THE EFFECT OF FIXED SPEED CAMERAS ON ROAD SAFETY

 

Overview:

 

To go straight to the report: THE EFFECT OF FIXED SPEED CAMERAS ON ROAD SAFETY

Do fixed (Gatso-type) speed cameras prevent collisions and save lives?

 

The authorities who operate them claim they do and, if we consider Figure 9.2, we can see there were fewer collisions in the years after speed cameras were installed, than there were in the years before.

 

But if we look more closely we can see that the entire reduction had already occurred 6 months before the speed cameras were installed.

 

Speed cameras cannot travel back in time and prevent collisions when they weren't there, so what could have caused the reduction 6 months before they were installed?

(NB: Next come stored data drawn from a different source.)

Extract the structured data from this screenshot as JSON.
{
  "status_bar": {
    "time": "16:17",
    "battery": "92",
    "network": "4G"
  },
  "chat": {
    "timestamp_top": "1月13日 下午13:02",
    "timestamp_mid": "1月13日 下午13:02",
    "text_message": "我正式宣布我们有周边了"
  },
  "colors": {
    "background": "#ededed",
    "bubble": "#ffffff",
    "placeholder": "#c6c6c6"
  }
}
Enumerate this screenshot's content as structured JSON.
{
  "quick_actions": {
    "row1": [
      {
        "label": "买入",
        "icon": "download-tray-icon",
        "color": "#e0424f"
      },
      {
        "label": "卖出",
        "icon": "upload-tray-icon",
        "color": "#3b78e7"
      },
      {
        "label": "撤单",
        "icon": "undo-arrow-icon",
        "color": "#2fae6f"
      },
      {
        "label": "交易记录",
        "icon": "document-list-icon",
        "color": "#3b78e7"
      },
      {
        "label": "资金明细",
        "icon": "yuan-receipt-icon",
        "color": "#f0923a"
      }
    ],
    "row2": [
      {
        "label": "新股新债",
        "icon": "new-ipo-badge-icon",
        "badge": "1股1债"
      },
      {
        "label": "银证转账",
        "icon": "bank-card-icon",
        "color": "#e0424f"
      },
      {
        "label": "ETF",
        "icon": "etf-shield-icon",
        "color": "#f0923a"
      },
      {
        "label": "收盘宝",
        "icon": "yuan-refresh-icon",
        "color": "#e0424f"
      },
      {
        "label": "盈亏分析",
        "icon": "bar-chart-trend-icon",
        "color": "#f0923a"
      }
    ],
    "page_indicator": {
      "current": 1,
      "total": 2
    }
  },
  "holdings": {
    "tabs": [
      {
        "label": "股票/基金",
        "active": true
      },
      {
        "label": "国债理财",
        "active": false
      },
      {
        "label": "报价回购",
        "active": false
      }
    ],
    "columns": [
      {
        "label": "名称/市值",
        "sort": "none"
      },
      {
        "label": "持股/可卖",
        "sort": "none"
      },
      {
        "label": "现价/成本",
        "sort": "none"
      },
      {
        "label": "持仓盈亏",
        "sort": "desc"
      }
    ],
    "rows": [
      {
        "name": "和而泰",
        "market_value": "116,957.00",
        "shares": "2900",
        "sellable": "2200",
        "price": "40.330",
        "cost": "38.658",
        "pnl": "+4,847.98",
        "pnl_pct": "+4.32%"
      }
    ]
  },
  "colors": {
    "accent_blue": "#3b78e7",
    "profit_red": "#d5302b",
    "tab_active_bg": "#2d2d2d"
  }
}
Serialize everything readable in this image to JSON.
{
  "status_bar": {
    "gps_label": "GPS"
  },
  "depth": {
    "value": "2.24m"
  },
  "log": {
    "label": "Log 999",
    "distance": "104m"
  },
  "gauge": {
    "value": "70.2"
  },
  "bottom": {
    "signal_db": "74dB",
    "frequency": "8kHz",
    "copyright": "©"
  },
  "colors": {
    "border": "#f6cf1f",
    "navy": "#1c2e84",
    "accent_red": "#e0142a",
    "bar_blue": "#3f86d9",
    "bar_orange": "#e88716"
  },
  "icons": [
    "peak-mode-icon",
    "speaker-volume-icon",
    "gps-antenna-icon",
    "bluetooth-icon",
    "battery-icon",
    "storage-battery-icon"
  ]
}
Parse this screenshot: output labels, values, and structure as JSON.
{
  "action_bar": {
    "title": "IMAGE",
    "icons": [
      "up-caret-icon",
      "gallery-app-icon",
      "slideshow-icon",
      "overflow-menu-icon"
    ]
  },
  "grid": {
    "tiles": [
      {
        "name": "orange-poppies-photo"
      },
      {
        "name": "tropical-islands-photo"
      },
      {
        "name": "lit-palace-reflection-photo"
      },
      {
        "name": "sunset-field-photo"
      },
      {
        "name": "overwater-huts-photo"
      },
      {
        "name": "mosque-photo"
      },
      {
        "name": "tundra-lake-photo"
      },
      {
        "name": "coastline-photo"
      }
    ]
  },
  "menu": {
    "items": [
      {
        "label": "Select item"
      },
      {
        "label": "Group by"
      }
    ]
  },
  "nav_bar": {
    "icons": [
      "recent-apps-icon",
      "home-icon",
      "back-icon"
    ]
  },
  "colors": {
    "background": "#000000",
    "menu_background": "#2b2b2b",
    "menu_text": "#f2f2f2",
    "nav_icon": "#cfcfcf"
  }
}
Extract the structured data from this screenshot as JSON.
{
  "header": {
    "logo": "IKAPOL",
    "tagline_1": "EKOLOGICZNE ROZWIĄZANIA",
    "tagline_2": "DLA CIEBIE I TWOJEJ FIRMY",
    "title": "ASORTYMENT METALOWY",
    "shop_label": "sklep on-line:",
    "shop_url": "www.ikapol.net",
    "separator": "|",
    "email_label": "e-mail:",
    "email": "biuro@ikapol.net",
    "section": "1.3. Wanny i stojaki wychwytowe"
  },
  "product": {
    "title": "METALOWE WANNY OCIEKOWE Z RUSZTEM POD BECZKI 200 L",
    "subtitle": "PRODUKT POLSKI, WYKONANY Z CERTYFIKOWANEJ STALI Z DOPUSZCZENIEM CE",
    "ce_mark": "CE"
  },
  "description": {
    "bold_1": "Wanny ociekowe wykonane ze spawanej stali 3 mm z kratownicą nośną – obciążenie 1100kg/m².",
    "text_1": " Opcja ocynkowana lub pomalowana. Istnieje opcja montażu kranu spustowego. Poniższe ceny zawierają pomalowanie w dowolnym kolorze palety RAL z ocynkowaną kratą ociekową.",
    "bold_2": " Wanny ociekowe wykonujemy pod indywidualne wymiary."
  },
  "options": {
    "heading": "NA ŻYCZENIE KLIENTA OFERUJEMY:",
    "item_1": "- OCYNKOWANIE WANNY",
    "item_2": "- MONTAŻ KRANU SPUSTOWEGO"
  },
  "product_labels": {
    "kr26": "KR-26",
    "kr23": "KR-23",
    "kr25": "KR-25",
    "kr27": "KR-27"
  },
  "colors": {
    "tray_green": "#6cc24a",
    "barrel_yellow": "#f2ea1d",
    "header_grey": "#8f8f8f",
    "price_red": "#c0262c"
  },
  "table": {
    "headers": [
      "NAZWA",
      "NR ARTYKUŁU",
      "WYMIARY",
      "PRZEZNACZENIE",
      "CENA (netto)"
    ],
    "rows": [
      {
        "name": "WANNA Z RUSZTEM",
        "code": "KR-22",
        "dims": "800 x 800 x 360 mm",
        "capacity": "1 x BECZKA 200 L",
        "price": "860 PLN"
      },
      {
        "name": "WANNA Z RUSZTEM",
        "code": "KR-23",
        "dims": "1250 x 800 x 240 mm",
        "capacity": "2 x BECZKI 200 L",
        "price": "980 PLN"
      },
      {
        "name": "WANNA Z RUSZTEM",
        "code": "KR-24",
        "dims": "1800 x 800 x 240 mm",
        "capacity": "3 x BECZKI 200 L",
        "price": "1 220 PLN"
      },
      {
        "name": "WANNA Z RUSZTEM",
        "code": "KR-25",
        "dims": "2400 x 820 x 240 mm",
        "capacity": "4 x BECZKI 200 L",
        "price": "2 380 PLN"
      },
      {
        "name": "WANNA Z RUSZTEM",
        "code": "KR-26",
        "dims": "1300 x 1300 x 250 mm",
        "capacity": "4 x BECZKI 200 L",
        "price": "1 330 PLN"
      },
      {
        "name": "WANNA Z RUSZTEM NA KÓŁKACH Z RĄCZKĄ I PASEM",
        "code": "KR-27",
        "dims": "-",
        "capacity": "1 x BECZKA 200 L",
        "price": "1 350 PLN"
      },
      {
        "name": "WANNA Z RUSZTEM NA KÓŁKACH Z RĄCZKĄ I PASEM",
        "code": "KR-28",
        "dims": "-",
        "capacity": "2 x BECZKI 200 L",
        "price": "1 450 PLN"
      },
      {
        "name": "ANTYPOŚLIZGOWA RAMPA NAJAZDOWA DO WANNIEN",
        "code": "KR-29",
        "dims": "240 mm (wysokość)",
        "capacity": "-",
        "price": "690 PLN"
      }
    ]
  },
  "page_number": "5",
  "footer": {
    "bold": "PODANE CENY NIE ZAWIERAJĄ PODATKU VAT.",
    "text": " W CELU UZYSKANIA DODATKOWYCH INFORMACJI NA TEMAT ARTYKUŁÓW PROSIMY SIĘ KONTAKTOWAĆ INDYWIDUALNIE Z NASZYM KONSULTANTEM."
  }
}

The answer is RTM (Regression to the mean).

 

RTM occurs because sites where speed cameras now operate were often selected following a higher than normal collision rate during the SSP (Site Selection Period) and the collision rate would therefore tend to drop back to normal at the end of the SSP. This "return towards normal" (due to the site-selection process) has been named "Regression to the mean" or "RTM".

 

While authorities may try to install speed cameras as soon as possible, it does take some time. The Police have to record the collisions and send the information to the relevent authority. The authority has to evaluate which sites might be suitable and potential sites may need to be surveyed before the final choices are made. By the time the speed cameras are finally installed, a minimum of around 6 months have gone by after the end of the SSP.

 

The effect of the site-selection process can be seen in Figure 9.2. The selection of these sites was influenced by the unusually high collision rates during the SSP (periods -12 to -2) and, at the end of the SSP, the collision rate dropped back to normal. It then took 6 months before the speed cameras were installed and, during this time, collisions occured at around their normal rate (red line). This is the rate that would be expected to have continued had speed cameras not been installed and Figure 9.2 shows that, after the speed cameras were installed (black line), collisions continued at much the same rate as before.

 

The evidence suggests that the entire reduction in collisions at these sites was due to RTM, with the speed cameras having produced no benefit whatsoever. Furthermore, fatal and serious collisions increased after speed cameras were installed.

 

Scientific trials

 

There is a simple scientific trial called a "randomised controlled trial" (RCT) that could be used to determine the site effects of speed cameras on road safety. There have been 2 systematic reviews of speed camera reports and both recommended running speed cameras within scientific trials. There have been 2 speed camera reports which have fully excuded the RTM effect from the final results (this is the 2nd), and both recommend running speed cameras within scientific trials.

 

Still to this day, though, no speed cameras anywhere in the world have been operated within scientific trials (RCTs).